Jerash: last Roman out left the lights on
We made an unlikely connection with George, our driver for the day, when we discovered that his son is an actuary. George proved a mine of information about modern Jordan while driving us north to the ancient city of Jerash.
Jerash had its heyday about 100 A.D. when the Roman Emperor Hadrian liked to visit. Luckily that heyday came to a fairly abrupt end about 200 years later and the city sailed on through the ages, beautiful and deserted, a metropolis-sized Marie Celeste.

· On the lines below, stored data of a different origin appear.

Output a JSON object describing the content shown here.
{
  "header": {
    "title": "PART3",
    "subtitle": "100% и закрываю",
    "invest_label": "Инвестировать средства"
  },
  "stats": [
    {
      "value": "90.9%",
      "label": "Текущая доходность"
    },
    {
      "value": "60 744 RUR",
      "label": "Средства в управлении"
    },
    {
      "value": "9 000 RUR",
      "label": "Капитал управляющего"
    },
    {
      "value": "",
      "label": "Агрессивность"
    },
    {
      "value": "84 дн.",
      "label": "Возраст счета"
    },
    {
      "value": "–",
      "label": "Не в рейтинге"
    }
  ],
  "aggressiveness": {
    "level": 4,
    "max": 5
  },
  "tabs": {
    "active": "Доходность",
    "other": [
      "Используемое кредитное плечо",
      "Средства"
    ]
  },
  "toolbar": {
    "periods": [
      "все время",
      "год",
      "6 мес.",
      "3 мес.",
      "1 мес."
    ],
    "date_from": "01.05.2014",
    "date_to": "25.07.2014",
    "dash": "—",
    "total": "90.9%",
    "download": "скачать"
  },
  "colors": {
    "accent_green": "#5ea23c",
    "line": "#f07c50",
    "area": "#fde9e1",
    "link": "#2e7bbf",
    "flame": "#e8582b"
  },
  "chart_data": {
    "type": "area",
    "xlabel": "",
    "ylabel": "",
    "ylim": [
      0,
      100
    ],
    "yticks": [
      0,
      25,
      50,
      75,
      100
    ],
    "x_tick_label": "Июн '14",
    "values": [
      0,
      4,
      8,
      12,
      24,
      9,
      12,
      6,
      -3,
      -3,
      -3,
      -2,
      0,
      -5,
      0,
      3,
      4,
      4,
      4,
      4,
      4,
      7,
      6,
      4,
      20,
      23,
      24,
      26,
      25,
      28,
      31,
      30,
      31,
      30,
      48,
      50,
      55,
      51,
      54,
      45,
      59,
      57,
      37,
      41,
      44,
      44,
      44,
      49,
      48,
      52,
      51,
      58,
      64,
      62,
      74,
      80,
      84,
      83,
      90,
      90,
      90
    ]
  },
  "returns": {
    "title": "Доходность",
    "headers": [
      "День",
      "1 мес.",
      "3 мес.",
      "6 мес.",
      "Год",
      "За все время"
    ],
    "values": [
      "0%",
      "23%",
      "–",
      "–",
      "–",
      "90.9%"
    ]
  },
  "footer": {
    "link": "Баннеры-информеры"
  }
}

Now the Roman ruins of Jerash give a real insight into a sophisticated Roman city: From the hundreds of Corinthian columns lining the roads, to the lovely holes in those roads providing serendipitous views of the ancient plumbing. The city boasted, and retains, two theaters, several temples, lovely fountains, and hoards of mysterious buildings.
While not as awe-inspiring as our recent Egyptian ruins, the Roman ruins are more human-scaled. The Egyptian things we have seen were all built to impress, the Roman city was built to be used. There’s something moving and real about seeing seat numbers scrawled into the marble of the amphitheater.
Because we seemed to have the place almost entirely to ourselves we got to wander at will indulging our inner Indiana Joneses. Our most enjoyable moment came when a bit of scuffed dirt on a mud pathway revealed a mosaic surface underneath. We spent an entirely enjoyable time gently revealing a little more of it.
The boys got to do a great deal of clambering in, on and through things; together with a lot of theorizing about what those things are. Thanks to all of their history reading and watching they are proving a handy source of knowledge on these visits. It’s a lot more pleasant parenting hearing them discuss whether the Goddess Artemis only hunted evil things, while standing in her Temple, than arguing about whether Wolfman would beat Darth Vader in a fight.
For those who might come after: We had a good lunch of local fare in the Jerash rest house by the entrance. In particular the freshly made flat bread was wonderful. The coffee, not so much.
(Note no Roman ruins were harmed in the making of this blog post. Jerash is set up for exploring within reason.)